MUMBAI/NEW DELHI, Oct 18 (Reuters) - India’s government has not ordered a probe into Wal-Mart Stores over accusations the U.S. retailer violated foreign ownership rules, Indian officials said on Thursday in response to a media report.
Wal-Mart, which is expected to open its first Indian store after a change to ownership rules, said it had not been contacted on the subject by Indian authorities.
The Financial Times said the Commerce Ministry last week asked the central bank to investigate allegations that the world’s largest retailer had “clandestinely and illegally” invested in supermarkets in the country. The accusations were made by a Communist Party member of parliament in a letter to the prime minister.
An Ministry of Commerce and Industry official, who declined to be identified, said the ministry had forwarded the complaint on Oct. 10 to the Reserve Bank of India for examination, but said the ministry had not asked for a formal probe into the matter.
Pankaj Pachauri, a spokesman for the office of Prime Minister Manmohan Singh told Reuters: “Every letter that comes from an MP is routinely forwarded to the department concerned for examination. We did not order a probe. We got a letter from an MP and in due course we forwarded it to the department concerned.”
A Wal-Mart spokeswoman in India, who declined to be named, said the company had not been contacted by the ministry or the central bank and was in full compliance with India’s foreign direct investment laws.
“All procedures and processes have been duly followed and details filed with relevant Indian government authorities, including the Reserve Bank of India,” the U.S.-based retailer said in a statement.
India recently allowed foreign retailers to own up to 51 percent in supermarkets, a decision made in the face of fierce political opposition. Previously, Wal-Mart and other foreign players were only allowed to own wholesale operations.
Wal-Mart was the most vocal advocate for the rule change and is expected to open its first retail store within 18 months.

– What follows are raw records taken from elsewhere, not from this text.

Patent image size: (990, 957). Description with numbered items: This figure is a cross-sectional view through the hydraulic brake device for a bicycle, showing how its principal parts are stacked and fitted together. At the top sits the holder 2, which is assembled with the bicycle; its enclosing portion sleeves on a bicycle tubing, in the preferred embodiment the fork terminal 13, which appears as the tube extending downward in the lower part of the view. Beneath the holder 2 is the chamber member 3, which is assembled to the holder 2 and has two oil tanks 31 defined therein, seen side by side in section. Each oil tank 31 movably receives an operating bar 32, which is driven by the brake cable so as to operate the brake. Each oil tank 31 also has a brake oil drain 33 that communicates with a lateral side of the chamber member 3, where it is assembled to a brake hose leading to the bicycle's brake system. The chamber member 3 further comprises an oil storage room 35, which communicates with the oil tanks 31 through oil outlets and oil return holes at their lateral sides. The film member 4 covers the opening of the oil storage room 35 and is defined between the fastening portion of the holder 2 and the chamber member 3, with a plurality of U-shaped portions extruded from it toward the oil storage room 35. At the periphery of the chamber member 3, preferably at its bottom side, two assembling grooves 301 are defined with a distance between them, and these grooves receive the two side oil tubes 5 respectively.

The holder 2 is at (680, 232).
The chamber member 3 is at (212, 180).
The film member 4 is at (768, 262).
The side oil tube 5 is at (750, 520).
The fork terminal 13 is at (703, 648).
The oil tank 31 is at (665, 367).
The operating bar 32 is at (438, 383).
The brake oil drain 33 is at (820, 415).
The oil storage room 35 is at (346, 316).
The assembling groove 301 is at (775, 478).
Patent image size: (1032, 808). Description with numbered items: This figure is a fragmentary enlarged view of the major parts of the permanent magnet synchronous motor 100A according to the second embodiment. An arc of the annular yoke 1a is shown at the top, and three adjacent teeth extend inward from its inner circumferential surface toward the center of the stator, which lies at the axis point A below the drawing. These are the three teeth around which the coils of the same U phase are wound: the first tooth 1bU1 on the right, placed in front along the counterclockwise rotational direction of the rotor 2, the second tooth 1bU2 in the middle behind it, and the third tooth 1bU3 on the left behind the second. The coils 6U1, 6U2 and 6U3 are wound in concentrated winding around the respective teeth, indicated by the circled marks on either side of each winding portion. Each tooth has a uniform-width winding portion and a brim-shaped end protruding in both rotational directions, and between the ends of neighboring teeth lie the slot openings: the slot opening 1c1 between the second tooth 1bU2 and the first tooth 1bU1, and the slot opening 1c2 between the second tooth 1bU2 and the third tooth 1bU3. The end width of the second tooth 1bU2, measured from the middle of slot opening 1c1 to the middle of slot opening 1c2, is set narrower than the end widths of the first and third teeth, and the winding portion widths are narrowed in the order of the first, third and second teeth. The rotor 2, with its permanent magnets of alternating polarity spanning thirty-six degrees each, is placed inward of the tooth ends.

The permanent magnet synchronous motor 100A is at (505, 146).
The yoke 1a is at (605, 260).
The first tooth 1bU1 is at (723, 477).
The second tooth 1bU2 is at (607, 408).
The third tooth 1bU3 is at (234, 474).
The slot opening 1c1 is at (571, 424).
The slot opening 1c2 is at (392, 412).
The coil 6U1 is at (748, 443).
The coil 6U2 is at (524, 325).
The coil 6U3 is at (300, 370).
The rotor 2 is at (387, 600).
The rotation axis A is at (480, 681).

The member of parliament from the state of Kerala, M.P. Achuthan, whose party opposes foreign direct investment in retail, accused Wal-Mart of investing $100 million as early as early 2010 in a multibrand retail business.
In September, Achuthan had questioned Wal-Mart’s role in Easyday stores, which are controlled by Bharti Enterprises, its partner in a wholesale joint venture.
India’s commerce minister answered that Wal-Mart Mauritius(4) Holdings Co Ltd held debentures that are convertible into a 49 percent equity stake in Cedar Support Services, the company previously known as Bharti Retail Holdings that holds Easyday.
An RBI spokeswoman said the central bank does not have investigative powers. Another RBI official declined to comment.
Achuthan told Reuters he had not been told by the government that any investigation had been ordered.